Mr. Temple has been working on an eminent domain bill that protects the rights of landowners. He tried to introduce an eminent domain bill during the last session with safeguards protecting landowners from being ”bulldozed” by big corporations but his sponsor backed out at the last
minute. He is drafting a new bill this session specifically designed to protect the bargaining rights of landowners who are being forced to deal with TransCanada Keystone XL Pipeline. I liked what Temple outlined for me at our meeting. I’ll share the specifics as soon as a bill has been drafted
Last session I supported an attempt to get a $30 million bond bill approved by the legislature that would protect landowners in the event of a major oil pipeline rupture (Nebraska passed a $100 million bond). That bill didn’t get out of committee. I hope the fact that Nebraska was
able to set the terms on what they would accept as bonding compensation as well as an alternate route around the sandhills will embolden the SD legislature to do the same thereby gaining much better protection for the land and landowners. I believe a bill on this issue is being drafted now
and will be an important issue unless the Federal Government renders its moot by denying Keystone XL the right to enter the U.S.
Another issue that we supported last session was lowering the tax valuation of non-cropland (i.e. pasture/grassland). We got a good start with two new laws last session designed to reassess existing land use and values statewide based on what they actually are (i.e. cropland or non-cropland) as opposed to their highest income value potential. The next step will require legislation to actually implement a new tax valuation system. There was a good deal of pushback on this issue from the state revenue department and some grain farmers last session.
Taxation and valuation of agricultural land could be a hot topic with the meteoric rise of ag land values and ag commodities over the last two years. High commodity prices are putting more pressure on farmers to till every piece of arable land. This is already beginning to have devastating consequences for wildlife and wildlife habitat. This situation coupled with the reduction of federal dollars dedicated to CRP lands will continue to further isolate and reduce lands available to wildlife.
Mr. Lepisto foresees water management issues that focus on expanding drain tiling of potholes, sloughs and marshes disrupting natural water flows and threatening critical waterfowl production habitat in the eastern part of the state. It’s still too early to know how any of these issues will play out in the legislature this year.
While I will work hard to keep you posted on issues in the legislature and testify as needed, your input concerning proposed legislation is vital in everyway.

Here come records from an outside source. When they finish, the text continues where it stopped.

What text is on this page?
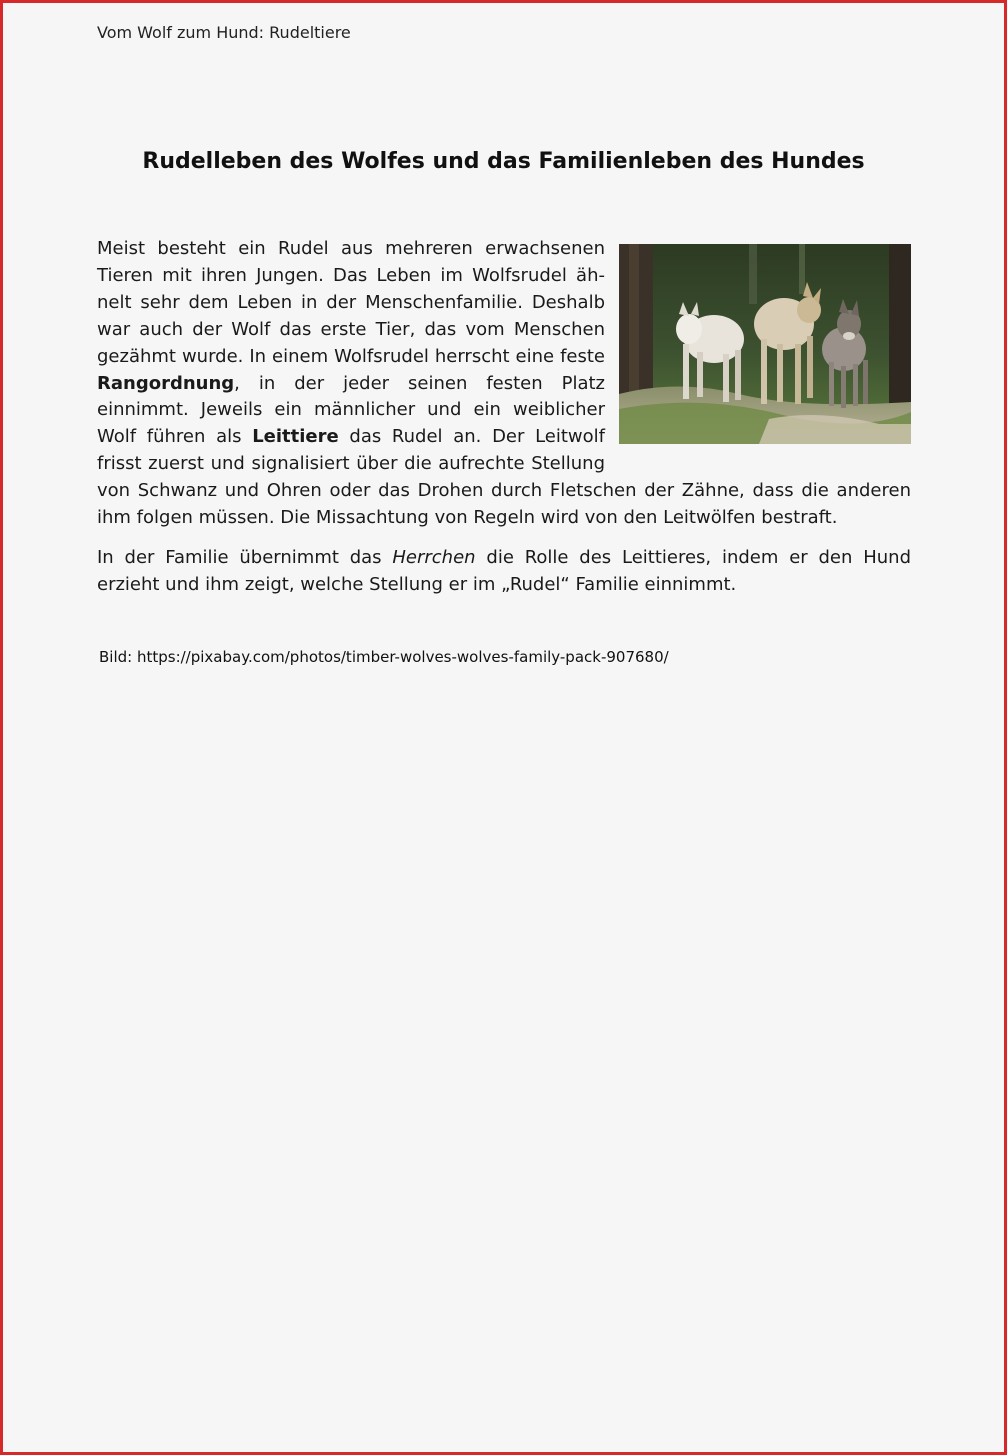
Vom Wolf zum Hund: Rudeltiere
Rudelleben des Wolfes und das Familienleben des Hundes

Meist besteht ein Rudel aus mehreren erwachsenen Tieren mit ihren Jungen. Das Leben im Wolfsrudel ähnelt sehr dem Leben in der Menschenfamilie. Deshalb war auch der Wolf das erste Tier, das vom Menschen gezähmt wurde. In einem Wolfsrudel herrscht eine feste Rangordnung, in der jeder seinen festen Platz einnimmt. Jeweils ein männlicher und ein weiblicher Wolf führen als Leittiere das Rudel an. Der Leitwolf frisst zuerst und signalisiert über die aufrechte Stellung von Schwanz und Ohren oder das Drohen durch Fletschen der Zähne, dass die anderen ihm folgen müssen. Die Missachtung von Regeln wird von den Leitwölfen bestraft.

In der Familie übernimmt das Herrchen die Rolle des Leittieres, indem er den Hund erzieht und ihm zeigt, welche Stellung er im „Rudel“ Familie einnimmt.

Bild: https://pixabay.com/photos/timber-wolves-wolves-family-pack-907680/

Legislators pay attention to their constituents who make an effort to watch and follow them on what they are doing so I urge you all to get involved to the extent you feel comfortable.

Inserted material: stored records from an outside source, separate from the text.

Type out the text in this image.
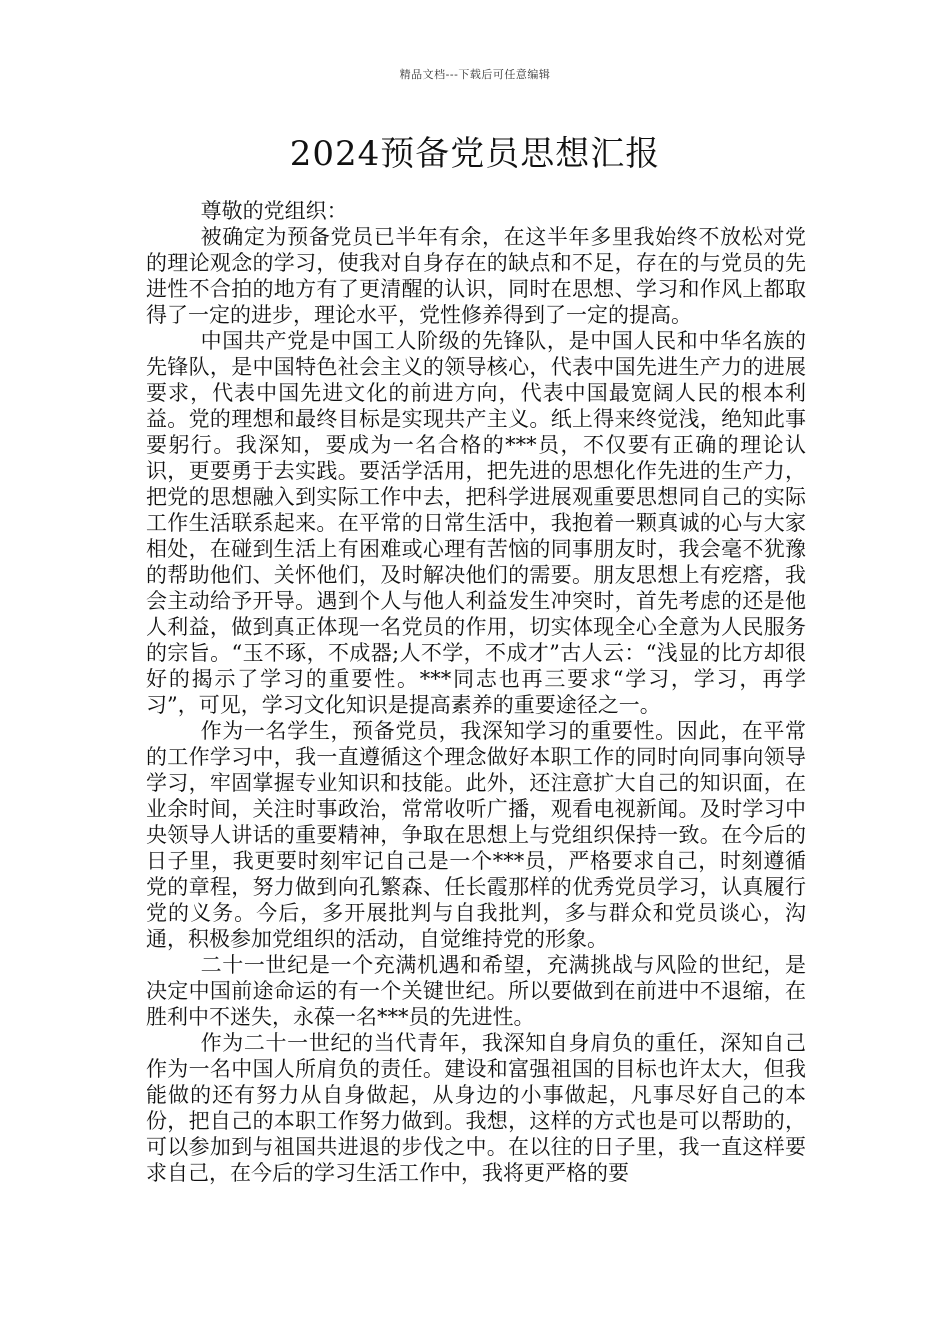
精品文档---下载后可任意编辑
2024预备党员思想汇报

尊敬的党组织：

被确定为预备党员已半年有余，在这半年多里我始终不放松对党的理论观念的学习，使我对自身存在的缺点和不足，存在的与党员的先进性不合拍的地方有了更清醒的认识，同时在思想、学习和作风上都取得了一定的进步，理论水平，党性修养得到了一定的提高。

中国共产党是中国工人阶级的先锋队，是中国人民和中华名族的先锋队，是中国特色社会主义的领导核心，代表中国先进生产力的进展要求，代表中国先进文化的前进方向，代表中国最宽阔人民的根本利益。党的理想和最终目标是实现共产主义。纸上得来终觉浅，绝知此事要躬行。我深知，要成为一名合格的***员，不仅要有正确的理论认识，更要勇于去实践。要活学活用，把先进的思想化作先进的生产力，把党的思想融入到实际工作中去，把科学进展观重要思想同自己的实际工作生活联系起来。在平常的日常生活中，我抱着一颗真诚的心与大家相处，在碰到生活上有困难或心理有苦恼的同事朋友时，我会毫不犹豫的帮助他们、关怀他们，及时解决他们的需要。朋友思想上有疙瘩，我会主动给予开导。遇到个人与他人利益发生冲突时，首先考虑的还是他人利益，做到真正体现一名党员的作用，切实体现全心全意为人民服务的宗旨。“玉不琢，不成器;人不学，不成才”古人云：“浅显的比方却很好的揭示了学习的重要性。***同志也再三要求“学习，学习，再学习”，可见，学习文化知识是提高素养的重要途径之一。

作为一名学生，预备党员，我深知学习的重要性。因此，在平常的工作学习中，我一直遵循这个理念做好本职工作的同时向同事向领导学习，牢固掌握专业知识和技能。此外，还注意扩大自己的知识面，在业余时间，关注时事政治，常常收听广播，观看电视新闻。及时学习中央领导人讲话的重要精神，争取在思想上与党组织保持一致。在今后的日子里，我更要时刻牢记自己是一个***员，严格要求自己，时刻遵循党的章程，努力做到向孔繁森、任长霞那样的优秀党员学习，认真履行党的义务。今后，多开展批判与自我批判，多与群众和党员谈心，沟通，积极参加党组织的活动，自觉维持党的形象。

二十一世纪是一个充满机遇和希望，充满挑战与风险的世纪，是决定中国前途命运的有一个关键世纪。所以要做到在前进中不退缩，在胜利中不迷失，永葆一名***员的先进性。

作为二十一世纪的当代青年，我深知自身肩负的重任，深知自己作为一名中国人所肩负的责任。建设和富强祖国的目标也许太大，但我能做的还有努力从自身做起，从身边的小事做起，凡事尽好自己的本份，把自己的本职工作努力做到。我想，这样的方式也是可以帮助的，可以参加到与祖国共进退的步伐之中。在以往的日子里，我一直这样要求自己，在今后的学习生活工作中，我将更严格的要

It’s pretty easy to check out bills for yourself by accessing the SD state Legislative Research Council (LRC) homepage (http://legis.state.sd.us/) and then click on “Current Legislative Session” and then “Bills“. The easiest way to send an email to a legislator is to go to the LRC homepage, click on “Current Legislators” then click on the legislator you want to contact. Write a brief message in the box and then click send. You will also find a phone number and mailing address in their contact information if you want to make your message more personal which makes for a longer lasting impression. Whatever method you choose, try to make your message brief, concise and to the point as well as polite and respectful.